Par un arrêt rendu sur question préjudicielle, la Cour de justice de l’Union européenne a été amenée à préciser la finalité d’une obligation procédurale imposée à l’employeur dans le cadre d’un projet de licenciement collectif. En l’espèce, un travailleur employé depuis 1981 a fait l’objet d’un licenciement dans le contexte de la cessation d’activité de son entreprise, placée en procédure d’insolvabilité. Avant de notifier les licenciements, l’employeur, en la personne de l’administrateur judiciaire, a engagé la procédure de consultation du comité d’entreprise. Il a cependant omis de transmettre simultanément à l’autorité publique compétente une copie de la communication écrite adressée aux représentants du personnel, manquement à une exigence de la législation nationale transposant la directive 98/59/CE.
Le travailleur a saisi les juridictions du travail allemandes afin de faire constater la nullité de son licenciement, arguant que cette omission constituait une violation substantielle. Après le rejet de ses demandes en première et deuxième instance, la Cour fédérale du travail, saisie d’un recours, a sursis à statuer. Elle a interrogé la Cour de justice sur la finalité de l’article 2, paragraphe 3, second alinéa, de la directive, qui impose la transmission de cette copie à l’autorité publique. La juridiction de renvoi cherchait à déterminer si cette disposition visait à conférer une protection individuelle aux travailleurs, ce qui, en droit interne, aurait pour conséquence la nullité de l’acte de licenciement en cas de violation.
Le problème de droit soumis à la Cour consistait donc à déterminer si l’obligation pour l’employeur de transmettre à l’autorité publique une copie des informations communiquées aux représentants du personnel au début de la phase de consultation a pour but de protéger individuellement les salariés concernés par un projet de licenciement collectif.

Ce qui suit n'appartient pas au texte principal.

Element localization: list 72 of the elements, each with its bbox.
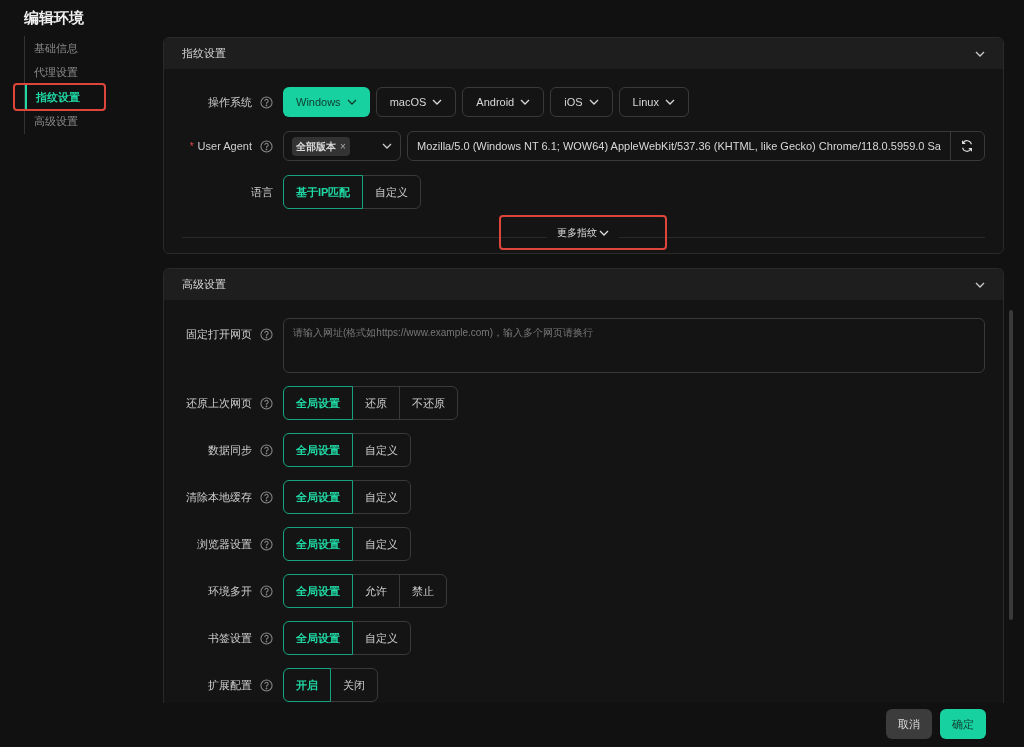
help-icon bbox=[260, 396, 273, 410]
field-label: 浏览器设置 bbox=[197, 536, 252, 552]
segment-option[interactable]: 允许 bbox=[352, 574, 400, 608]
section-title: 高级设置 bbox=[182, 277, 226, 293]
help-icon bbox=[260, 443, 273, 457]
chevron-down-icon bbox=[382, 143, 392, 149]
help-icon bbox=[260, 584, 273, 598]
chevron-down-icon bbox=[432, 99, 443, 105]
more-fingerprints-button[interactable]: 更多指纹 bbox=[547, 225, 620, 240]
chevron-down-icon bbox=[520, 99, 531, 105]
os-dropdown[interactable]: Windows bbox=[283, 87, 370, 117]
refresh-icon bbox=[960, 139, 975, 153]
field-label: 语言 bbox=[251, 184, 273, 200]
os-dropdown[interactable]: Linux bbox=[618, 87, 689, 117]
confirm-button[interactable]: 确定 bbox=[940, 709, 986, 739]
os-dropdown[interactable]: macOS bbox=[375, 87, 457, 117]
segment-option[interactable]: 关闭 bbox=[330, 668, 378, 702]
segment-option[interactable]: 自定义 bbox=[352, 621, 411, 655]
field-label: 清除本地缓存 bbox=[186, 489, 252, 505]
help-icon bbox=[260, 490, 273, 504]
segment-option[interactable]: 自定义 bbox=[352, 527, 411, 561]
segment-option[interactable]: 自定义 bbox=[352, 433, 411, 467]
url-textarea[interactable]: 请输入网址(格式如https://www.example.com)，输入多个网页请换行 bbox=[283, 318, 985, 373]
field-label: 操作系统 bbox=[208, 94, 252, 110]
dialog-title: 编辑环境 bbox=[24, 8, 85, 28]
scrollbar-thumb[interactable] bbox=[1008, 310, 1013, 620]
segment-option[interactable]: 全局设置 bbox=[283, 621, 353, 655]
field-label: User Agent bbox=[197, 138, 252, 154]
version-tag: 全部版本 × bbox=[292, 136, 350, 156]
required-marker: * bbox=[189, 139, 194, 154]
field-label: 还原上次网页 bbox=[186, 395, 252, 411]
chevron-down-icon bbox=[588, 99, 599, 105]
segment-option[interactable]: 开启 bbox=[283, 668, 331, 702]
tag-remove[interactable]: × bbox=[340, 138, 346, 154]
help-icon bbox=[260, 139, 273, 153]
segment-option[interactable]: 全局设置 bbox=[283, 527, 353, 561]
field-label: 固定打开网页 bbox=[186, 327, 252, 342]
segment-option[interactable]: 全局设置 bbox=[283, 433, 353, 467]
segment-option[interactable]: 基于IP匹配 bbox=[283, 175, 364, 209]
section-title: 指纹设置 bbox=[182, 46, 226, 62]
segment-option[interactable]: 不还原 bbox=[399, 386, 458, 420]
chevron-down-icon bbox=[974, 50, 985, 57]
cancel-button[interactable]: 取消 bbox=[886, 709, 932, 739]
version-select[interactable]: 全部版本 × bbox=[283, 131, 401, 161]
sidebar-item[interactable]: 代理设置 bbox=[25, 60, 106, 85]
segment-option[interactable]: 全局设置 bbox=[283, 386, 353, 420]
sidebar-item[interactable]: 指纹设置 bbox=[25, 84, 80, 109]
os-dropdown[interactable]: Android bbox=[462, 87, 545, 117]
chevron-down-icon bbox=[346, 99, 357, 105]
field-label: 扩展配置 bbox=[208, 677, 252, 693]
chevron-down-icon bbox=[664, 99, 675, 105]
chevron-down-icon bbox=[974, 281, 985, 288]
segment-option[interactable]: 禁止 bbox=[399, 574, 447, 608]
help-icon bbox=[260, 537, 273, 551]
section-header[interactable]: 高级设置 bbox=[164, 269, 1003, 300]
segment-option[interactable]: 自定义 bbox=[362, 175, 422, 209]
segment-option[interactable]: 自定义 bbox=[352, 480, 411, 514]
field-label: 环境多开 bbox=[208, 583, 252, 599]
segment-option[interactable]: 还原 bbox=[352, 386, 400, 420]
chevron-down-icon bbox=[599, 229, 610, 236]
segment-option[interactable]: 全局设置 bbox=[283, 574, 353, 608]
sidebar-item[interactable]: 基础信息 bbox=[25, 35, 106, 60]
field-label: 书签设置 bbox=[208, 630, 252, 646]
help-icon bbox=[260, 95, 273, 109]
segment-option[interactable]: 全局设置 bbox=[283, 480, 353, 514]
help-icon bbox=[260, 327, 273, 341]
section-header[interactable]: 指纹设置 bbox=[164, 38, 1003, 69]
help-icon bbox=[260, 678, 273, 692]
os-dropdown[interactable]: iOS bbox=[550, 87, 613, 117]
help-icon bbox=[260, 631, 273, 645]
sidebar-item[interactable]: 高级设置 bbox=[25, 109, 106, 134]
field-label: 数据同步 bbox=[208, 442, 252, 458]
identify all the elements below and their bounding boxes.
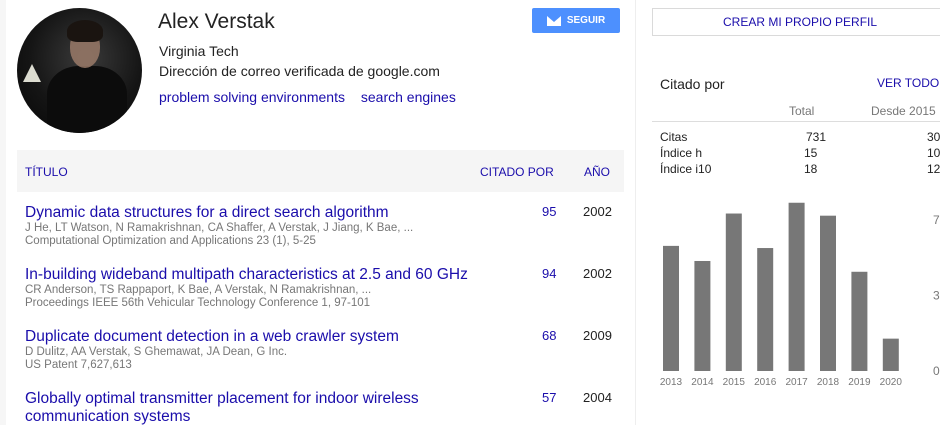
column-cited-by[interactable]: CITADO POR: [480, 165, 554, 179]
profile-name: Alex Verstak: [158, 10, 275, 33]
chart-x-tick: 2017: [785, 377, 808, 388]
metric-total: 15: [804, 146, 818, 160]
chart-y-tick: 70: [933, 213, 940, 227]
article-year: 2004: [583, 390, 612, 405]
avatar-hair: [67, 20, 103, 42]
article-title[interactable]: In-building wideband multipath character…: [25, 266, 495, 284]
metric-since: 10: [927, 146, 940, 160]
chart-x-tick: 2015: [723, 377, 746, 388]
chart-bar-2019[interactable]: [851, 271, 868, 371]
chart-y-tick: 0: [933, 364, 940, 378]
article-venue: US Patent 7,627,613: [25, 359, 132, 371]
metrics-divider: [652, 121, 940, 122]
chart-x-tick: 2016: [754, 377, 777, 388]
left-edge: [0, 0, 6, 425]
metric-label[interactable]: Índice i10: [660, 162, 711, 176]
chart-bar-2016[interactable]: [757, 248, 774, 371]
chart-bar-2018[interactable]: [820, 215, 836, 371]
chart-x-tick: 2019: [848, 377, 871, 388]
metrics-col-since: Desde 2015: [871, 104, 936, 118]
article-year: 2009: [583, 328, 612, 343]
profile-email: Dirección de correo verificada de google…: [159, 63, 440, 79]
article-title[interactable]: Globally optimal transmitter placement f…: [25, 390, 495, 425]
metric-label[interactable]: Índice h: [660, 146, 702, 160]
follow-label: SEGUIR: [566, 15, 606, 26]
cited-by-heading: Citado por: [660, 76, 725, 92]
create-profile-button[interactable]: CREAR MI PROPIO PERFIL: [652, 8, 940, 36]
avatar-body: [47, 66, 127, 133]
column-divider: [635, 0, 636, 425]
metric-total: 731: [806, 130, 827, 144]
interest-tag[interactable]: search engines: [361, 89, 456, 105]
chart-y-tick: 35: [933, 289, 940, 303]
profile-avatar: [17, 8, 142, 133]
table-row: In-building wideband multipath character…: [25, 266, 625, 310]
chart-x-tick: 2020: [880, 377, 903, 388]
article-title[interactable]: Duplicate document detection in a web cr…: [25, 328, 495, 346]
article-title[interactable]: Dynamic data structures for a direct sea…: [25, 204, 495, 222]
follow-button[interactable]: SEGUIR: [532, 8, 620, 33]
article-venue: Computational Optimization and Applicati…: [25, 235, 316, 247]
metric-since: 12: [927, 162, 940, 176]
interest-tag[interactable]: problem solving environments: [159, 89, 345, 105]
article-authors: J He, LT Watson, N Ramakrishnan, CA Shaf…: [25, 222, 414, 234]
chart-x-tick: 2018: [817, 377, 840, 388]
profile-interests: problem solving environments search engi…: [159, 89, 468, 105]
article-cites[interactable]: 57: [542, 390, 556, 405]
column-title[interactable]: TÍTULO: [25, 165, 68, 179]
chart-x-tick: 2013: [660, 377, 683, 388]
metric-since: 301: [927, 130, 940, 144]
view-all-link[interactable]: VER TODO: [877, 76, 939, 90]
envelope-icon: [546, 15, 561, 26]
article-year: 2002: [583, 266, 612, 281]
table-row: Dynamic data structures for a direct sea…: [25, 204, 625, 248]
article-cites[interactable]: 95: [542, 204, 556, 219]
chart-x-tick: 2014: [691, 377, 714, 388]
table-row: Globally optimal transmitter placement f…: [25, 390, 625, 425]
articles-table-header: TÍTULO CITADO POR AÑO: [17, 150, 624, 192]
avatar-lamp: [23, 64, 41, 82]
article-year: 2002: [583, 204, 612, 219]
column-year[interactable]: AÑO: [584, 165, 610, 179]
chart-bar-2020[interactable]: [882, 338, 899, 371]
article-venue: Proceedings IEEE 56th Vehicular Technolo…: [25, 297, 371, 309]
chart-bar-2013[interactable]: [663, 245, 679, 371]
chart-bar-2017[interactable]: [788, 202, 805, 371]
chart-bar-2014[interactable]: [694, 260, 711, 371]
article-cites[interactable]: 94: [542, 266, 556, 281]
metric-total: 18: [804, 162, 818, 176]
metrics-col-total: Total: [789, 104, 815, 118]
table-row: Duplicate document detection in a web cr…: [25, 328, 625, 372]
citations-chart: 2013 2014 2015 2016 2017 2018 2019 2020 70 35 0: [660, 202, 940, 388]
article-authors: D Dulitz, AA Verstak, S Ghemawat, JA Dea…: [25, 346, 288, 358]
article-authors: CR Anderson, TS Rappaport, K Bae, A Vers…: [25, 284, 372, 296]
chart-bar-2015[interactable]: [725, 213, 742, 371]
profile-affiliation: Virginia Tech: [159, 43, 239, 59]
article-cites[interactable]: 68: [542, 328, 556, 343]
metric-label[interactable]: Citas: [660, 130, 687, 144]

À cette question, la Cour de justice a répondu par la négative. Elle juge que cette obligation n’a pas pour finalité de conférer une protection individuelle aux travailleurs. La Cour retient que la transmission de ces informations, qui intervient à un stade précoce et évolutif de la procédure, vise uniquement à informer l’autorité publique et à lui permettre de se préparer. La protection conférée est donc de nature collective, et non individuelle. Cette décision opère une distinction claire entre les différentes étapes de la procédure de licenciement collectif et la finalité de chacune des obligations qui en découlent (I), ce qui a pour effet de limiter la nature de la protection offerte aux salariés à ce stade (II).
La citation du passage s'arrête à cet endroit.